Sampai saat ini Indonesia mampu mengatasi berbagai ketegangan dan gelombang politik dengan baik. Selalu ada solusi kultural sehingga gelombang pasang demokrasi tidak menjelma badai. Indonesia bukanlah Mesir yang pecah setelah pesta demokrasi. Indonesia--terbukti--selamat dari masalah “balkanisasi”. Namun, jika umat Islam tidak solid, ancaman disintegrasi bukanlah ilusi.

Umat Islam perlu mulai berbicara dari hati ke hati membahas agenda bersama. Pertama, para pemimpin umat sudah harus memulai konsolidasi dan akselerasi gerakan ekonomi. Bidang ini sangat mendesak untuk diselesaikan.

Kemiskinan yang disebabkan oleh proses pemiskinan konstitusional, intelektual, dan mental menuntut penyelesaian bersama dengan sepenuh jiwa. Alih-alih diselesaikan, masalah kemiskinan sering kali justru dieksploitasi untuk komoditas politik dan instrumen kekuasaan. Ruang publik penuh retorika dan wacana tetapi sepi aksi nyata.

Kedua, masalah sumber daya manusia. Daya saing dan daya sanding umat begitu lemah. Ada masalah serius dalam tubuh umat, yaitu bidang pendidikan. Lembaga-lembaga pendidikan yang dikelola umat Islam sangat melimpah, tetapi kualitasnya seperti limbah. Perlu revolusi manajerial dan kerja sama lintas ormas. Sekarang waktunya membangun korporasi dan kolaborasi.
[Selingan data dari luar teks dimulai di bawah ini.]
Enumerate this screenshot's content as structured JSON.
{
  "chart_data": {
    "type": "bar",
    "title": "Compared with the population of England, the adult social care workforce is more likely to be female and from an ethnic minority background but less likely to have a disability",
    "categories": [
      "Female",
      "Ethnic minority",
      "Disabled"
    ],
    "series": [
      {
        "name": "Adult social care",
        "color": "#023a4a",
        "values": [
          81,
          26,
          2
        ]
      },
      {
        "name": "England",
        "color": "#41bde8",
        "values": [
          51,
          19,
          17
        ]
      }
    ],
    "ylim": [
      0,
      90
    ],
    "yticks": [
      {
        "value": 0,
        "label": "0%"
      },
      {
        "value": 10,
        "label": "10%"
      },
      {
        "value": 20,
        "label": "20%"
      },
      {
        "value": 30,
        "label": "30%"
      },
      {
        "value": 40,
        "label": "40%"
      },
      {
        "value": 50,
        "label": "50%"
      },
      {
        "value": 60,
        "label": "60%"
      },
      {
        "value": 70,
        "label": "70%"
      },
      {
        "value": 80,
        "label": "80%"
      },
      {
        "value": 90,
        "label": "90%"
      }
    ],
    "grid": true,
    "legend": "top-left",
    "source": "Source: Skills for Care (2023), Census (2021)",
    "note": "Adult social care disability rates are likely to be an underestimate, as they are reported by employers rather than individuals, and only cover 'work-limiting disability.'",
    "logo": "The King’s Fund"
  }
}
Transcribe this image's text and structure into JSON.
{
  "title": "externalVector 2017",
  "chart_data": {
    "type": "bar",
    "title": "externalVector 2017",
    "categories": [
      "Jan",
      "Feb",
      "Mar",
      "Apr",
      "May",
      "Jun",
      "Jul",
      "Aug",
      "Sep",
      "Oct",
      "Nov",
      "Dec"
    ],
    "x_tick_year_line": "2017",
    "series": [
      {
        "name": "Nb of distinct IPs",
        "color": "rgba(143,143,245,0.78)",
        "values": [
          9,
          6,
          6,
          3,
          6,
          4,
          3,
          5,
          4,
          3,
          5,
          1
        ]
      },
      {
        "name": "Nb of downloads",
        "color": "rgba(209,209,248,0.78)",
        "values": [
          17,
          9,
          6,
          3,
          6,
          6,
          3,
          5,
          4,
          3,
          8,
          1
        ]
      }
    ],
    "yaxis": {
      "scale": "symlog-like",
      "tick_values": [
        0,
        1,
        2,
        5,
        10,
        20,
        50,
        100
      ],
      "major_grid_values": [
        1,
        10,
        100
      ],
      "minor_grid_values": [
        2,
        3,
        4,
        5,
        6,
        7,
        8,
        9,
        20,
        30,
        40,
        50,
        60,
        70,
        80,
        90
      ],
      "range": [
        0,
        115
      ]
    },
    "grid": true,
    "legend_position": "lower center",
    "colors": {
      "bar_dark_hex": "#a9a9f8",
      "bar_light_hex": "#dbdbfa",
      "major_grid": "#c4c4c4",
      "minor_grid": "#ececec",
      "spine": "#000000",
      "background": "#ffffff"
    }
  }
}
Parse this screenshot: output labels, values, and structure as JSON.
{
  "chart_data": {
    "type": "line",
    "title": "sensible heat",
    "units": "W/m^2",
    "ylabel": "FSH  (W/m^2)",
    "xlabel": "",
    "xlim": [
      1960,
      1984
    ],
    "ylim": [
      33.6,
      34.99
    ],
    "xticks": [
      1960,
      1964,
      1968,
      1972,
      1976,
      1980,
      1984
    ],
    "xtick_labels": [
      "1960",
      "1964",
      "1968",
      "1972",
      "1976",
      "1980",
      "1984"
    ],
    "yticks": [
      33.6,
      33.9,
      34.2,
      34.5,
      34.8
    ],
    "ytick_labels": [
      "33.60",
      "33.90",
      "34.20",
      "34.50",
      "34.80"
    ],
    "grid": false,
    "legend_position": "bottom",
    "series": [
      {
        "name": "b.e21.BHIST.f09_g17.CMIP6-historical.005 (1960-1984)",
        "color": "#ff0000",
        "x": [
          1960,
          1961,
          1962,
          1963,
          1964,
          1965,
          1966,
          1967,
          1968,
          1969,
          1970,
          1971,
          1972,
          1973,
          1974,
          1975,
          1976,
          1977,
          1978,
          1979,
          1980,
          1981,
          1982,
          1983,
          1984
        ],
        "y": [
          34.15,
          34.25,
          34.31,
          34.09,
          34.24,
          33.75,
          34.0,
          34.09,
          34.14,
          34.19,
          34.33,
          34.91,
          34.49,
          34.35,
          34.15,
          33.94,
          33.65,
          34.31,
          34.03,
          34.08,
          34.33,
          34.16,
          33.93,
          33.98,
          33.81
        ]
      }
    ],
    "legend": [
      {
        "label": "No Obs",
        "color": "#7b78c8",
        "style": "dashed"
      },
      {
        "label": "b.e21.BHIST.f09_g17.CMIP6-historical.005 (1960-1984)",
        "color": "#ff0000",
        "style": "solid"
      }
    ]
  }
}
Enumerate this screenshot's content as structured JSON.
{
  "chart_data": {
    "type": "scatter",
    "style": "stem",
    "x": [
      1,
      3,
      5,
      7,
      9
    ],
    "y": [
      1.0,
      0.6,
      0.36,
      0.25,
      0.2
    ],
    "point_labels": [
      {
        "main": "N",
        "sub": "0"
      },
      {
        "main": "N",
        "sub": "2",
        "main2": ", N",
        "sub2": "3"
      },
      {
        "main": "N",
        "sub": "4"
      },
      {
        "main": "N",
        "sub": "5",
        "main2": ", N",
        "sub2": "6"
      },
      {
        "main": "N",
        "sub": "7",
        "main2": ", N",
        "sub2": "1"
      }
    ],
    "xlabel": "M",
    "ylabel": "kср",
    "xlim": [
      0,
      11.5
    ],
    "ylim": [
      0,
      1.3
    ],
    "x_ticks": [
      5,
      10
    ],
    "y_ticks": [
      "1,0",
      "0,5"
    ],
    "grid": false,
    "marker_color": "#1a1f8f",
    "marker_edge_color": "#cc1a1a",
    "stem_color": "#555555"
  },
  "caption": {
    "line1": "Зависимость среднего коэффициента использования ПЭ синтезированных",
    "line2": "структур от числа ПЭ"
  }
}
Ketiga, memperkuat gerakan masyarakat madani. Demokrasi liberal telah mengisap energi umat ke ranah politik praktis. Sumber dana dan sumber daya terkuras ke dalam pusaran politik partisan, mulai dari pemilihan bupati/wali kota, gubernur, presiden, dan legislatif. Perlu ada pembagian peran dan posisi agar tidak terjadi kerancuan fungsi.

Politisasi agama sudah sangat jauh sehingga umat seakan tidak lagi memiliki “ayah”, orang tua yang menjadi tempat bertanya. Umat tidak memiliki “rumah” karena masjid sudah tidak bisa lagi menjadi rumah bersama akibat kooptasi dai yang ekslusif dan merasa benar sendiri.

Keempat, perlu gerakan politik kebangsaan untuk memperbaiki sistem politik, terutama sistem pemilu. Sistem proporsional terbuka yang berlaku dalam dua kali pemilu (2014 dan 2019) lebih banyak mendatangkan mudarat dibandingkan manfaat bagi umat dan bangsa. Sistem proporsional terbuka tidak hanya merusak moral, tetapi juga mematikan sistem meritokrasi dan bertentangan dengan spirit dan nilai demokrasi.

Selain itu, umat juga perlu bersungguh-sungguh menyiapkan kader politik yang tangguh. Para pemimpin umat perlu lebih intensif melakukan komunikasi politik dengan para pemimpin partai politik sebagai langkah awal delegasi dan distribusi kader dalam berbagai partai. Strategi konsentrasi politik umat dalam partai politik tertentu perlu dievaluasi.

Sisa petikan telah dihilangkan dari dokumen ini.